A dificuldade é que os sinais geralmente andam misturados com anti-sinais. Mas sou eu que tenho de ler os acontecimentos, à luz da Palavra de Deus, dos meus princípios, da minha disponibilidade. E isso é passar sempre pela solidão da decisão. As decisões pessoais são sempre solitárias. Eu posso pedir ajuda aos amigos, mas eu é que tenho de decidir. É por isso que ninguém pode nunca defender-se de uma decisão ou actuação errada desculpando-se com uma ordem recebida. Eu é que sou responsável pelos meus actos. Se, por exemplo, desobedecer a uma ordem, naturalmente que vou sofrer as consequências. Mas eu não posso obedecer cegamente a qualquer ordem. Porque acima das ordens das autoridades civis, militares ou religiosas, está a minha consciência que não posso renegar. Até porque é pela fidelidade à minha consciência que serei julgado. Foi o que deixou claro S. Tomás de Aquino: “Recebida uma ordem encontramo-nos num dilema: se formos contra a nossa consciência, pecamos; se desobedecermos ao nosso superior, também pecamos. Dos dois, o primeiro é pior pois que o ditame da consciência vincula mais que o decreto da autoridade exterior”.

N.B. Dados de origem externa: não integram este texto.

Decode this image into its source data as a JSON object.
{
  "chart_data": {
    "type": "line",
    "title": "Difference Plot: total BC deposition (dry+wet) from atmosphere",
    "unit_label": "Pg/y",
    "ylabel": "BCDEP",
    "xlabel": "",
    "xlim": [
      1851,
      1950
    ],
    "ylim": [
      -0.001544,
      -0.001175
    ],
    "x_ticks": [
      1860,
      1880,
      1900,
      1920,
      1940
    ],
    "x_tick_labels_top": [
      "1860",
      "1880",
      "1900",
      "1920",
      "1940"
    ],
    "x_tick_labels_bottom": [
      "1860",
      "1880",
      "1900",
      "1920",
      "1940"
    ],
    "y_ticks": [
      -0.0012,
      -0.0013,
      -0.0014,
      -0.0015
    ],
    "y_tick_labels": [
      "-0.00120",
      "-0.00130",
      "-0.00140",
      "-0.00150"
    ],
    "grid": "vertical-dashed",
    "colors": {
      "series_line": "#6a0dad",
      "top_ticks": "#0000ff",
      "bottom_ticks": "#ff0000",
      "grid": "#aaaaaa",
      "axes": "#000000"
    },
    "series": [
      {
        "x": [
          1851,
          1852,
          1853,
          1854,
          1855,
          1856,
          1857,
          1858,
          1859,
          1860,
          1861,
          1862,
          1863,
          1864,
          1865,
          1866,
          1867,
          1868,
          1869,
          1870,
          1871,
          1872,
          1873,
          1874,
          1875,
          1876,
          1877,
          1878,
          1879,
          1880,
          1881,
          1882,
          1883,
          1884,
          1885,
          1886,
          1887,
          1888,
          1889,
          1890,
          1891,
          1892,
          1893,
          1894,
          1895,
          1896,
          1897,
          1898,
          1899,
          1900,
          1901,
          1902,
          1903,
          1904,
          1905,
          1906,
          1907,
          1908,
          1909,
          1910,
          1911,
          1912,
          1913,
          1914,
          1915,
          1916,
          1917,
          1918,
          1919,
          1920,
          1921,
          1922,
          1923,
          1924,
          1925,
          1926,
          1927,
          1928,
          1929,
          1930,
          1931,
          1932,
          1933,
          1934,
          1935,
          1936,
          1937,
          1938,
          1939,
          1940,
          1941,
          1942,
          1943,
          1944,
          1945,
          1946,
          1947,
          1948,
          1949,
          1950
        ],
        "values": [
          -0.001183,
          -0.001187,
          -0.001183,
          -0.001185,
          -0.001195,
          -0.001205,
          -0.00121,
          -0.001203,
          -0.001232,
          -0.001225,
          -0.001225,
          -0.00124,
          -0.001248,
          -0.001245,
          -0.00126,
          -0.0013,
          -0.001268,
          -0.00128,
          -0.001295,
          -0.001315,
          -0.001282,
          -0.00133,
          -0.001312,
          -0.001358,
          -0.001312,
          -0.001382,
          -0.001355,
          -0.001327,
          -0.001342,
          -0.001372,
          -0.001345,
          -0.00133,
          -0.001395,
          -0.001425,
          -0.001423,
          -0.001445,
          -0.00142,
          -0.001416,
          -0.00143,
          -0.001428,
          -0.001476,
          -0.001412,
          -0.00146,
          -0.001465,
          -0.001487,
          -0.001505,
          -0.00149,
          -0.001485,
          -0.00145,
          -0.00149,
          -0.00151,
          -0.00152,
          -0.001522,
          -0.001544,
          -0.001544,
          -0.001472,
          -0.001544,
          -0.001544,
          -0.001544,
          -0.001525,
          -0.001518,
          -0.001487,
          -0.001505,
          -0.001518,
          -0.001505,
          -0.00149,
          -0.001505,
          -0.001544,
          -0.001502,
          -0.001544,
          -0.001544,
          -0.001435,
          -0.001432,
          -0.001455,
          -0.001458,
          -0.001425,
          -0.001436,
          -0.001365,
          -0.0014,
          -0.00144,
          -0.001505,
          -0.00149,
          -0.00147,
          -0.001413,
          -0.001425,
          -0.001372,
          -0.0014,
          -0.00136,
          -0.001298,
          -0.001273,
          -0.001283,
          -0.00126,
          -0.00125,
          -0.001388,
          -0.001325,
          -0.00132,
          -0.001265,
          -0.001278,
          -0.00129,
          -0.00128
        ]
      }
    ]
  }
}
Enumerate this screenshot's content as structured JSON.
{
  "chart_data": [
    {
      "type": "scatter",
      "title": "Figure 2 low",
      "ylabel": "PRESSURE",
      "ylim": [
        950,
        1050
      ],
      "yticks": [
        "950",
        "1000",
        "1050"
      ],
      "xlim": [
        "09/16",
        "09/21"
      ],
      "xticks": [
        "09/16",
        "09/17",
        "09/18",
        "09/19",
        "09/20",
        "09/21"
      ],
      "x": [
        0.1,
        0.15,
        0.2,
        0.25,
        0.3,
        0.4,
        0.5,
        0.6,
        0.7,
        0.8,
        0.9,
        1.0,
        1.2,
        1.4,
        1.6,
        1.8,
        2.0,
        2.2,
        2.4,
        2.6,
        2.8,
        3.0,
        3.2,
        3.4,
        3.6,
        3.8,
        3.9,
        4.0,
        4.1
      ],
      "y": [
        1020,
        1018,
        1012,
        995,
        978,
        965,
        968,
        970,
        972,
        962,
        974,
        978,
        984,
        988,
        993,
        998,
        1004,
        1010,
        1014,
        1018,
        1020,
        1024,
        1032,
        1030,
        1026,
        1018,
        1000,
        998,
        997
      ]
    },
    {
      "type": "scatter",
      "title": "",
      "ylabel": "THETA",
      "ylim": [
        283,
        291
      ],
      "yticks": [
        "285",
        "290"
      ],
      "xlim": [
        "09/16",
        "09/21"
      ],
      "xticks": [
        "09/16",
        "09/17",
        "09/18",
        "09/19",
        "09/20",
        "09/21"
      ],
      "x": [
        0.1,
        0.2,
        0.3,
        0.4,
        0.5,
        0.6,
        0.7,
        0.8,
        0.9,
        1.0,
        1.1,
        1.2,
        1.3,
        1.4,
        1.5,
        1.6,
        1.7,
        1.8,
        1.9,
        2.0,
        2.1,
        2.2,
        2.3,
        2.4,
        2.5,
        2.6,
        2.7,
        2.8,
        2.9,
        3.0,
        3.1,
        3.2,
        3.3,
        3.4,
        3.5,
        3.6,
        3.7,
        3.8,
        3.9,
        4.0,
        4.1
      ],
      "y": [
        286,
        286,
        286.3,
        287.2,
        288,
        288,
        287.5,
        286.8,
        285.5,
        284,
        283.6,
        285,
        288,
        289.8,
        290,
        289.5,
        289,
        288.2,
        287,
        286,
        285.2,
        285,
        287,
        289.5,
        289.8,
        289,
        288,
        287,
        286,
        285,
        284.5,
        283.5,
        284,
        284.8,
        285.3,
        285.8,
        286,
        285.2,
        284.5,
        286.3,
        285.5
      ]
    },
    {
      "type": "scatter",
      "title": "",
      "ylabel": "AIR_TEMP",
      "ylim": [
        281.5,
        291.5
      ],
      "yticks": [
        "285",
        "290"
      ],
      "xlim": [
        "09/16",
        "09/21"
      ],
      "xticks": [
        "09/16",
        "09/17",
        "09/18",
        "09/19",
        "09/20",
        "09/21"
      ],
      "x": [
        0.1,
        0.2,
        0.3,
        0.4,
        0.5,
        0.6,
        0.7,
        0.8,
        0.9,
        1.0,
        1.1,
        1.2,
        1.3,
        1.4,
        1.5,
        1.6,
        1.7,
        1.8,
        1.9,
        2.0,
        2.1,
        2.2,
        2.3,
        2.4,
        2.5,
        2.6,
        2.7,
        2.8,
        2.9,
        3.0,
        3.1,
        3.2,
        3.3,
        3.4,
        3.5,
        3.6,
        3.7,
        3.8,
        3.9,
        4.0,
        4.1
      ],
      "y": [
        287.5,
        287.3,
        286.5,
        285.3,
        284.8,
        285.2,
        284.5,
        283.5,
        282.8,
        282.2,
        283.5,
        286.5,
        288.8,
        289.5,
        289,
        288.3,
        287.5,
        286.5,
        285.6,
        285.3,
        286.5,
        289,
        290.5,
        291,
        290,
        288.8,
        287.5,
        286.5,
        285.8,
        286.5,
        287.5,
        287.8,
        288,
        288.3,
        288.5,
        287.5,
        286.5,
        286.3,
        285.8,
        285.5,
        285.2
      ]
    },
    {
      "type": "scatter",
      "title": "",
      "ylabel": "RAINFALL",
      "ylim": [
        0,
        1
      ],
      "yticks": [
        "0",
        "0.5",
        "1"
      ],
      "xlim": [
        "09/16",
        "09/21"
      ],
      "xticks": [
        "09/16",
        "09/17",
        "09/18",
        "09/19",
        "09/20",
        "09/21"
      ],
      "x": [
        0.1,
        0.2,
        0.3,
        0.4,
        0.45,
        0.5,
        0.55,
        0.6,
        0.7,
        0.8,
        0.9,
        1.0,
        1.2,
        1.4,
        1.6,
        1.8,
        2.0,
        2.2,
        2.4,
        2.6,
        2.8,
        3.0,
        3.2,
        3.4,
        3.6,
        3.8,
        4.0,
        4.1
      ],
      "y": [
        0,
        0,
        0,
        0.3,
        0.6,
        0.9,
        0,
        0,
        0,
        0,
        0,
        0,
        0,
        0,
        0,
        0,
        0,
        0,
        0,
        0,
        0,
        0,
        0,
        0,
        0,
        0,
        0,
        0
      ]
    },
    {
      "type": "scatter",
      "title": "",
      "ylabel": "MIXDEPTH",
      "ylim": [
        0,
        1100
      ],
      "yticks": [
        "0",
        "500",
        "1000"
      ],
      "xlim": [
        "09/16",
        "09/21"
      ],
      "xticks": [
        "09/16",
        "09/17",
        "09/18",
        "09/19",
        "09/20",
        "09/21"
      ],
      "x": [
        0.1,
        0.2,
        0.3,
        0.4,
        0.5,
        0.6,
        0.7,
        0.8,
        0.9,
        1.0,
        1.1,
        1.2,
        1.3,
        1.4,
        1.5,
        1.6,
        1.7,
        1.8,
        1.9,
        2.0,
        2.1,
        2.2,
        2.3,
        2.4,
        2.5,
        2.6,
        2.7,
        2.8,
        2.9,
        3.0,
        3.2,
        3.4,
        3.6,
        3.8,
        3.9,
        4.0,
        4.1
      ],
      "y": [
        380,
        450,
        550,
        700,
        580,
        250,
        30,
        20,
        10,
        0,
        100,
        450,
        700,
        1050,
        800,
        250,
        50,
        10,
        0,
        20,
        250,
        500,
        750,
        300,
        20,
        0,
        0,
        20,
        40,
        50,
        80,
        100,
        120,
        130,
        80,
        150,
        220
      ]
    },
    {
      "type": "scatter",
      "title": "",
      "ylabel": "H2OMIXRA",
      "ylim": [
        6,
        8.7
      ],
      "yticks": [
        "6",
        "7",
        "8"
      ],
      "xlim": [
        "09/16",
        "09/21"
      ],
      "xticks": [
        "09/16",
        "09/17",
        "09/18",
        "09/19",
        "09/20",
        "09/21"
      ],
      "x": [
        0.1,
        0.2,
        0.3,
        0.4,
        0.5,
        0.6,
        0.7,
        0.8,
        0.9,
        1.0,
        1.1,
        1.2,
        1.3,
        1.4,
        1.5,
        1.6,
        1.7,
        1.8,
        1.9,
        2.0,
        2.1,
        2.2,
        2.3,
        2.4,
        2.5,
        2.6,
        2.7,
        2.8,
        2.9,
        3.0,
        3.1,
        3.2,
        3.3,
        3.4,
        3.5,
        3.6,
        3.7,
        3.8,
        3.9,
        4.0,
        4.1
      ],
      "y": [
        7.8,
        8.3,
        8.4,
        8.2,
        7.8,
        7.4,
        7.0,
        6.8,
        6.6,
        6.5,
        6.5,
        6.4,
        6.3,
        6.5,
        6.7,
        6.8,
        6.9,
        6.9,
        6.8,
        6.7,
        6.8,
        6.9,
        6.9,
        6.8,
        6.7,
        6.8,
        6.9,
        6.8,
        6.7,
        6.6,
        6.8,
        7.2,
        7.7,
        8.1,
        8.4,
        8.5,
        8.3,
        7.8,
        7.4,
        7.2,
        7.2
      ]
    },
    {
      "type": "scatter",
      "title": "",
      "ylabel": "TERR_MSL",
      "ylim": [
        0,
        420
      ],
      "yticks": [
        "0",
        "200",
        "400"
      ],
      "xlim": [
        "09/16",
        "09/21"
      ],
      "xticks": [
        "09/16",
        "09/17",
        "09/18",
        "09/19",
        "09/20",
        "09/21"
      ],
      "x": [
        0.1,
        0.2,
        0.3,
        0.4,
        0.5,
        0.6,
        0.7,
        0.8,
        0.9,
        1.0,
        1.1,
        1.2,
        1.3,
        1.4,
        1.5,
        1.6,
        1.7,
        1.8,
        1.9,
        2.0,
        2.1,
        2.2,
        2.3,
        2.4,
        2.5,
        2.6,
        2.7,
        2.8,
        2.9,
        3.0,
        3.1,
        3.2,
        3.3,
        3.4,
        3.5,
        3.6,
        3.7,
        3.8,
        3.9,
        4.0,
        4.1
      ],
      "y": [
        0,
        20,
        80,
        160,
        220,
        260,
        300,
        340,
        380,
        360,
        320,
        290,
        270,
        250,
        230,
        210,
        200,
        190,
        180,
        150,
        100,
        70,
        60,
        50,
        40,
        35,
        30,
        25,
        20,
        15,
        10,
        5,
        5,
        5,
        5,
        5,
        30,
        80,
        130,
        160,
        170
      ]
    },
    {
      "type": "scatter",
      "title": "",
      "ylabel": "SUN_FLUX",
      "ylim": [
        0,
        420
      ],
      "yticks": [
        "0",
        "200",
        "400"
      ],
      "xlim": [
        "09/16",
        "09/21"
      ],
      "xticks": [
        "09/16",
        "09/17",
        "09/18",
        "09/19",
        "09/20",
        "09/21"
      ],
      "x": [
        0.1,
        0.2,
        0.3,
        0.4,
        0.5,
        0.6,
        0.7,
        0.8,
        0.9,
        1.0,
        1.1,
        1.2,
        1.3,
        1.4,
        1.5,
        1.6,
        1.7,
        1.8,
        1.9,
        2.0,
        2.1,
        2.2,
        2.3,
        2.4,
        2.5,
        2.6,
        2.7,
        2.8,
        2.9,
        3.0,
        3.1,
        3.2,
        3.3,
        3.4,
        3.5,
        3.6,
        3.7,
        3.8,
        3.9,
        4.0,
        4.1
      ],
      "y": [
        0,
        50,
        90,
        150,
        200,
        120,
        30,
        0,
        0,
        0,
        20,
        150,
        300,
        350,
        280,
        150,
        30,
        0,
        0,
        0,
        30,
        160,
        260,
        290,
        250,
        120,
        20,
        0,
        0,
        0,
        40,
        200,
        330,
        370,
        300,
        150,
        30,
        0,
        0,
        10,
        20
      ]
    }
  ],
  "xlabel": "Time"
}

José podia ter obedecido à lei de Deus escrita pelos homens. Seria um homem justo, pela medida humana. Mas, porque era realmente justo, procurou não difamar publicamente Maria. E, na dúvida e na noite escura da fé em Deus, ele esperou, procurou avaliar a situação, acreditou no que Maria lhe disse e deixou-se guiar pela sua consciência, "o centro mais secreto e o santuário do homem, no qual se encontra a sós com Deus, cuja voz se faz ouvir na intimidade do seu ser. Graças à consciência, revela-se de modo admirável aquela lei que se realiza no amor de Deus e do próximo” (Gaudium et Spes, 16). O seu sonho foi o resultado deste processo de fé em Deus, de confiança nos outros e da certeza de que Deus é o Senhor da história.

É, por tudo isto, que José é para nós, crentes e não crentes, um modelo. Porque hoje quase todos nós começamos por condenar os outros e só depois, se houver tempo, vamos ver se temos razão.
Pior ainda, hoje muitos obedecem a leis divinas que são sempre traduzidas, ou melhor, mediadas pela sensibilidade e mundividência de quem as escreve ou as decreta. Em nome de Deus, a História está cheia de actos de crueldade e ulcerada pelas cicatrizes da malvadez humana.
O que é um absurdo, já que Deus, qualquer que seja o seu nome, é sempre AMOR.
Mas não somos todos nós um mistério de que o absurdo também faz parte?